The African Union (AU) has announced a suspension of Niger from all its activities over last month’s military coup.
The presidential guard there detained the president Mohamed Bazoum and subsequently announced that he had been deposed.
The junta’s actions have been widely condemned by the international community although there is significant support from some citizens.
The AU has now asked its members to avoid any action that might legitimise the Niger junta.
The west African regional body, ECOWAS has already suspended Niger and imposed sanctions.
It also threatened military intervention if the junta refused diplomatic resolution to the crisis.
The AU Peace and Security Council said in a communique on Tuesday that it had noted ECOWAS’ decision to activate a standby force and asked the AU Commission to assess the economic, social, and security implications of deploying such a force.
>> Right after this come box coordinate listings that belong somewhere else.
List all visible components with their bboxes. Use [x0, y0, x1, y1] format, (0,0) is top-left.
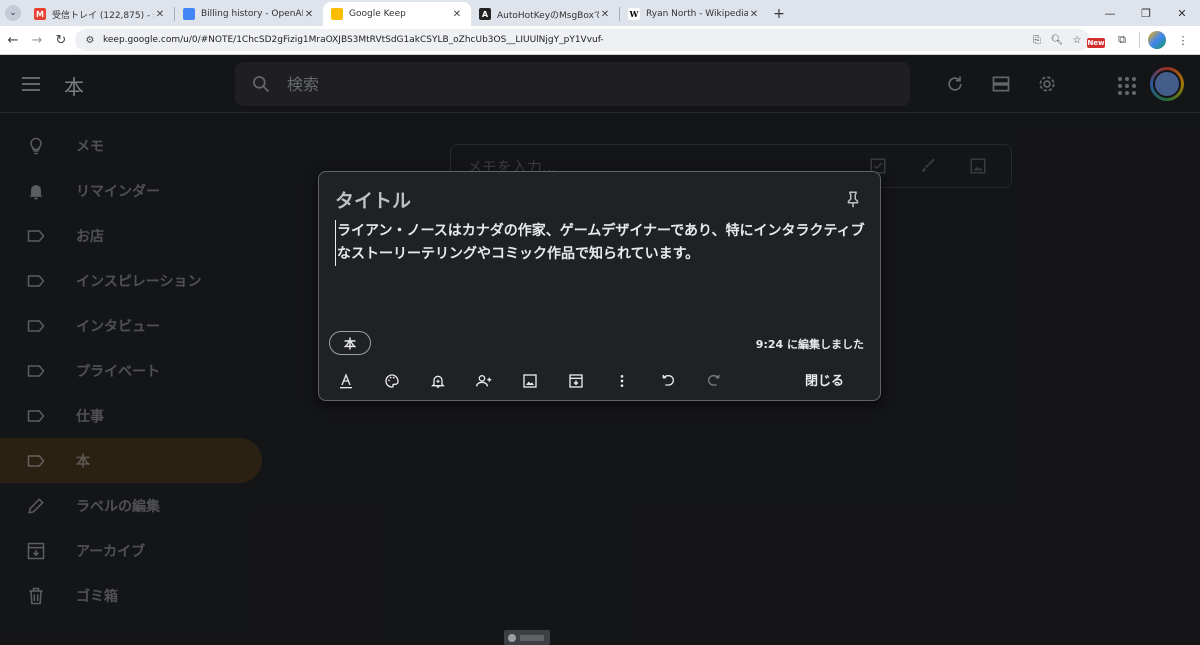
- archive-icon[interactable]: [559, 367, 593, 395]
- close-button[interactable]: 閉じる: [805, 370, 844, 389]
- tab-search-button[interactable]: ⌄: [0, 0, 26, 26]
- browser-toolbar: ← → ↻ ⚙ keep.google.com/u/0/#NOTE/1ChcSD…: [0, 26, 1200, 55]
- separator: [1139, 32, 1140, 48]
- install-app-icon[interactable]: ⎘: [1030, 33, 1044, 47]
- browser-tab[interactable]: W Ryan North - Wikipedia ✕: [620, 2, 768, 26]
- pin-icon[interactable]: [842, 188, 864, 210]
- tab-favicon-icon: [331, 8, 343, 20]
- tab-title: Ryan North - Wikipedia: [646, 9, 748, 19]
- tab-close-icon[interactable]: ✕: [748, 9, 760, 20]
- tab-close-icon[interactable]: ✕: [303, 9, 315, 20]
- tab-favicon-icon: M: [34, 8, 46, 20]
- site-info-icon[interactable]: ⚙: [83, 33, 97, 47]
- chevron-down-icon: ⌄: [5, 5, 21, 21]
- tab-title: AutoHotKeyのMsgBoxでボタンに: [497, 10, 599, 21]
- tab-close-icon[interactable]: ✕: [599, 9, 611, 20]
- browser-tab[interactable]: A AutoHotKeyのMsgBoxでボタンに✕: [471, 2, 619, 26]
- note-toolbar: [329, 367, 743, 395]
- browser-tab[interactable]: Google Keep ✕: [323, 2, 471, 26]
- new-extension-icon[interactable]: New: [1087, 38, 1105, 48]
- tab-close-icon[interactable]: ✕: [154, 9, 166, 20]
- minimize-icon[interactable]: —: [1092, 0, 1128, 26]
- browser-tab[interactable]: Billing history - OpenAI API✕: [175, 2, 323, 26]
- tab-favicon-icon: [183, 8, 195, 20]
- browser-tab-strip: ⌄ M受信トレイ (122,875) - satoshi.m✕Billing h…: [0, 0, 1200, 26]
- note-title-input[interactable]: タイトル: [335, 186, 411, 213]
- address-bar[interactable]: ⚙ keep.google.com/u/0/#NOTE/1ChcSD2gFizi…: [75, 29, 1090, 51]
- forward-button[interactable]: →: [26, 29, 48, 51]
- label-chip[interactable]: 本: [329, 331, 372, 355]
- note-editor-dialog: タイトル ライアン・ノースはカナダの作家、ゲームデザイナーであり、特にインタラク…: [318, 171, 881, 401]
- undo-icon[interactable]: [651, 367, 685, 395]
- extensions-puzzle-icon[interactable]: ⧉: [1113, 31, 1131, 49]
- edited-timestamp: 9:24 に編集しました: [755, 338, 864, 351]
- taskbar-widget: [504, 630, 550, 645]
- remind-me-bell-icon[interactable]: [421, 367, 455, 395]
- profile-avatar-icon[interactable]: [1148, 31, 1166, 49]
- more-options-icon[interactable]: [605, 367, 639, 395]
- window-controls: — ❐ ✕: [1092, 0, 1200, 26]
- text-format-icon[interactable]: [329, 367, 363, 395]
- collaborator-add-icon[interactable]: [467, 367, 501, 395]
- more-menu-icon[interactable]: ⋮: [1174, 31, 1192, 49]
- redo-icon[interactable]: [697, 367, 731, 395]
- bookmark-star-icon[interactable]: ☆: [1070, 33, 1084, 47]
- new-tab-button[interactable]: +: [768, 2, 790, 26]
- reload-button[interactable]: ↻: [50, 29, 72, 51]
- tab-favicon-icon: W: [628, 8, 640, 20]
- restore-icon[interactable]: ❐: [1128, 0, 1164, 26]
- tab-close-icon[interactable]: ✕: [451, 9, 463, 20]
- back-button[interactable]: ←: [2, 29, 24, 51]
- tab-favicon-icon: A: [479, 8, 491, 20]
- note-body-textarea[interactable]: ライアン・ノースはカナダの作家、ゲームデザイナーであり、特にインタラクティブなス…: [335, 220, 865, 266]
- add-image-icon[interactable]: [513, 367, 547, 395]
- tab-title: Billing history - OpenAI API: [201, 9, 303, 19]
- browser-tab[interactable]: M 受信トレイ (122,875) - satoshi.m✕: [26, 2, 174, 26]
- url-text[interactable]: keep.google.com/u/0/#NOTE/1ChcSD2gFizig1…: [103, 35, 604, 45]
- tab-title: Google Keep: [349, 9, 406, 19]
- zoom-icon[interactable]: 🔍︎: [1050, 33, 1064, 47]
- close-window-icon[interactable]: ✕: [1164, 0, 1200, 26]
- tab-title: 受信トレイ (122,875) - satoshi.m: [52, 10, 154, 21]
- palette-icon[interactable]: [375, 367, 409, 395]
It also asked the AU Commission to compile a list of members of the military junta and their supporters for targeted sanctions.
Both the African Union and ECOWAS have all also asked the military leaders to release president Bazoum and restore constitutional order.
The coup leaders met ECOWAS mediators over the weekend and promised to return to constitutional rule in three years.
ECOWAS has rejected that describing it as unacceptable, but is yet to announced its next line of action.
ECOWAS mediator Abdulsalami Abubakar, who is a former military leader of Nigeria, told journalist on Tuesday that the Niger visit had been ‘very fruitful’.
“Nobody wants to go to war,” he told reporters in Abuja after briefing Nigerian President Bola Tinubu, the chair of ECOWAS.
“We started talking. They (the junta) have made their own points. We’ll get somewhere hopefully,” he said, without giving further details.